The MIR604 hybrids had statistically significantly higher levels of protein and total fat, and statistically significantly lower levels of starch and total dietary fibre than the near-isogenic non-transgenic control corn. MIR604 hybrids also had statistically significantly higher levels of the amino acids asparagine, threonine, serine, glutamate, alanine, valine, methionine, isoleucine, leucine, tyrosine, and phenylalanine than did the near-isogenic non-transgenic control corn, whereas, the control corn showed statistically higher cystine levels than did the MIR604 corn. However, mean values for all proximates and amino acids, measured for grain from MIR604 and non-isogenic non-transgenic controls were within published literature ranges and it was concluded that the differences in composition between MIR604 and control lines are not biologically significant.
Statistically significantly higher levels of palmitic, oleic, and linoleic acids and statistically significantly lower levels of linolenic acid in MIR604 compared to the near-isogenic non-transgenic control were noted. MIR604 also had statistically significantly higher levels of calcium and phosphorus than did their near-isogenic non-transgenic control corn. Once again, mean values for these were within published ranges and the differences in composition between MIR604 and control lines are not considered to be biologically significant.

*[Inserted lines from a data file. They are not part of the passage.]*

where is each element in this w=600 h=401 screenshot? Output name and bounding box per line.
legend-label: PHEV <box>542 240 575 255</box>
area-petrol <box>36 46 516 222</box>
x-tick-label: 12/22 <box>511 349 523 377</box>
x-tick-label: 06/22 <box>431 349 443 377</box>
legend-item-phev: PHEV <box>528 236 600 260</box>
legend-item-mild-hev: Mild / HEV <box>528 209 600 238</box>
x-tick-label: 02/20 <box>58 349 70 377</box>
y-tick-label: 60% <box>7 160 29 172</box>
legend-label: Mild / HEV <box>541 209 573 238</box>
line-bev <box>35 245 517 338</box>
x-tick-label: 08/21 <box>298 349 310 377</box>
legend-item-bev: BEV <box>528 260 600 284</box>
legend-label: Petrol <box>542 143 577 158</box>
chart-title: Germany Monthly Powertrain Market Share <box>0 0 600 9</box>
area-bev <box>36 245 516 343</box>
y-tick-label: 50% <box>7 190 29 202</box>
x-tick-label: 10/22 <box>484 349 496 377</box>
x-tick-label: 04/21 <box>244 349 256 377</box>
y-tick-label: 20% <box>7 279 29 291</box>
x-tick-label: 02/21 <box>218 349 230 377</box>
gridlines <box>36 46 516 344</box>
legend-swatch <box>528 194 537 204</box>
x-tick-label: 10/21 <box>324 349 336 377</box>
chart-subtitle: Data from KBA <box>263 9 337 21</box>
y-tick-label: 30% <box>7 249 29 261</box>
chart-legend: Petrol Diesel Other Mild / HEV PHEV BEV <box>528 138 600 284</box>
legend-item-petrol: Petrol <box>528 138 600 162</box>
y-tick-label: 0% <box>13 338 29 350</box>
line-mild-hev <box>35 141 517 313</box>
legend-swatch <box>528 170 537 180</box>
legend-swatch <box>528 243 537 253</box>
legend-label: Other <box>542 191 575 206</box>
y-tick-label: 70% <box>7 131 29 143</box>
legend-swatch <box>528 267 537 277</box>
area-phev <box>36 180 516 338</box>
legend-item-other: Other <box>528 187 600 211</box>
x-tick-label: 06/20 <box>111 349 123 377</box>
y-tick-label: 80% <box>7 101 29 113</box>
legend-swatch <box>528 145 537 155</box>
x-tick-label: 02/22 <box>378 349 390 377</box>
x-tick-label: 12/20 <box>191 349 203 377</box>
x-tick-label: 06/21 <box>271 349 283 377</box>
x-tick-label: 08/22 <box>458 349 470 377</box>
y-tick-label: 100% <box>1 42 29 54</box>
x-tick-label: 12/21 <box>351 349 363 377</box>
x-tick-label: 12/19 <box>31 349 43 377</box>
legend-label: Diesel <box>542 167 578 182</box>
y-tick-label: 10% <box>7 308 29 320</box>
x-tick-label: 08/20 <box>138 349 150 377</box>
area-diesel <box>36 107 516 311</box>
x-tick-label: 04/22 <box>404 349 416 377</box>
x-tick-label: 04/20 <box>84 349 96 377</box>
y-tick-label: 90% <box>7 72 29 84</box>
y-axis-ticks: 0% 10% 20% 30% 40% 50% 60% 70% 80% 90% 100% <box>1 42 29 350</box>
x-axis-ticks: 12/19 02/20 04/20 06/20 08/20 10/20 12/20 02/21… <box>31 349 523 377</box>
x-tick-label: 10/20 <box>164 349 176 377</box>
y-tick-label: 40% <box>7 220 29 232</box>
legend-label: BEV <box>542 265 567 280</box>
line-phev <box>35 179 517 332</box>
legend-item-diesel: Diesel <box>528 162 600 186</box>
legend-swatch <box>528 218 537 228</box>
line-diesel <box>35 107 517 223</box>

Vitamin levels in both MIR604 hybrids and the near-isogenic non-transgenic controls were found to be within published literature ranges. The values for phytic acid were at or below literature values for both MIR604 and the near-isogenic non-trangenic control corn. The values for the other anti-nutrient, trypsin-inhibitor, and all of the secondary metabolites for both the MIR604 hybrids and the near-isogenic non-trangenic control corn were within published literature ranges.
The results of these compositional analyses led to the conclusion that MIR604 forage and grain is not different in nutritional and anti-nutritional composition compared to maize hybrids currently marketed, grown and consumed.